💥 GPT Excitement and AI Costs

data-meets-product
Author

Elias Nema

Published

July 20, 2020

A Week of GPT-3, Obviously

There were so many tweets, articles and general excitement that it became too much even for Sam Altman himself:

I’m, of course, impressed too. In fact, it was able to produce my most liked tweet 😞 (and same happened to some better-known folks):

There are many great articles covering GPT-3 and its meaning for the future of humanity. You can easily find them, but probably don’t need to, because they pop up everywhere.

Hype aside, it’s a huge model and probably costs a fortune, but the whole product part is done in a very lean way. It’s at the market validation phase, which it has nailed perfectly.

Probably, the next step would be to optimize costs and make the economics right for the rest of the internet. Which brings us to the topic of costs, which becomes as relevant as never for the AI/ML community.

💰Costs in AI

  • A very interesting conversation on last week’s TWIML AI podcast about model design optimization for hardware.
  • Another article suggests that despite shaving off 3/4 of errors in logistic optimization prediction with the help of deep learning, a European retailer chose not to use the model because of costs.

Until very recently, DL has been driven by the research in big companies. This means almost unlimited resources. It’s great to validate and/or win the market. But with time, you need to get the unit economics right. For training and serving and smaller devices (a smartphone in 2017 was able to run AlexNet only for 1 hour).

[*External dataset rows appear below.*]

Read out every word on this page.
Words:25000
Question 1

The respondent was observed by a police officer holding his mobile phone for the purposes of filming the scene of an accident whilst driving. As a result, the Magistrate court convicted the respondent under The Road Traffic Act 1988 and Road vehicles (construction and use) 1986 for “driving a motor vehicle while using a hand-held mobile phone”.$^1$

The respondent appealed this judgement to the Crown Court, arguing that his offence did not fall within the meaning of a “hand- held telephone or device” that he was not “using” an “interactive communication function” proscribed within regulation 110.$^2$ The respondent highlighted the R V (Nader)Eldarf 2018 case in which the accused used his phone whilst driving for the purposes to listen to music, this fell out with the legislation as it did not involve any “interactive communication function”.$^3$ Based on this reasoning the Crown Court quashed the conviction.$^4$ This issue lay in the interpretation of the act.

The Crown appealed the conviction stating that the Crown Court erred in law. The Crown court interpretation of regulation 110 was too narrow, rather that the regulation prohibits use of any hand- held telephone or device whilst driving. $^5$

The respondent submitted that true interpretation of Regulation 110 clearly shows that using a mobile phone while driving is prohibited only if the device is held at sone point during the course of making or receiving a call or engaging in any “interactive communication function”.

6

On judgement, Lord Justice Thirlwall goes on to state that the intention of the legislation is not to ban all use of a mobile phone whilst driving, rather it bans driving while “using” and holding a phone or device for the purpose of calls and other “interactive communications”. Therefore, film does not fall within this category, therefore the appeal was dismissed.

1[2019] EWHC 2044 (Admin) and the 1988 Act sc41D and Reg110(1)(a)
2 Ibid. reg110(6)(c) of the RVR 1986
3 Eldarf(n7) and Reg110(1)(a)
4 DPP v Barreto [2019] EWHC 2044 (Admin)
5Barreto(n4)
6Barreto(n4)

Basically there are multiple directions in ML optimizations:

  • Incorporating power/energy/latency constraints into network architectures search. This “can bring 5‐10x improvement in energy or latency with minimal loss in accuracy or can satisfy real-time constraints for inference”. Basically, by thinking about hardware constraints in advance you can get to almost the same accuracy while saving in the order of magnitudes. An amazing trade-off for most of the businesses.
  • Quantizing neural networks. The idea here is to round model weights to the nearest power of 2, hence allowing using shift and add operations to replace the multiplications. This improves speed and lowers energy consumption. A very smart approach and again, a well-worse trade-off.
  • Energy-aware pruning of NNs: Often both accuracy and latency are important to the application. This work allows you to quickly iterate over accuracy-vs.-speed trade-off for finding a sweet-spot for a particular application using model compression.
  • Discretizing vectors over a d-dimensional sphere: A super-smart approach where instead of adapting an index to the data, the data is adopted to the index itself. “We learn a neural network that aims at preserving the neighborhood structure in the input space while best covering the output space (uniformly)”.

to uniform

These are just the directions I’ve seen recently. But the topic is becoming more and more important. If AI aims to turn into a new cloud, the industry needs to figure out the ways to scale the “state-of-the-art“ to the rest of the internet. And it looks like we are finally getting there.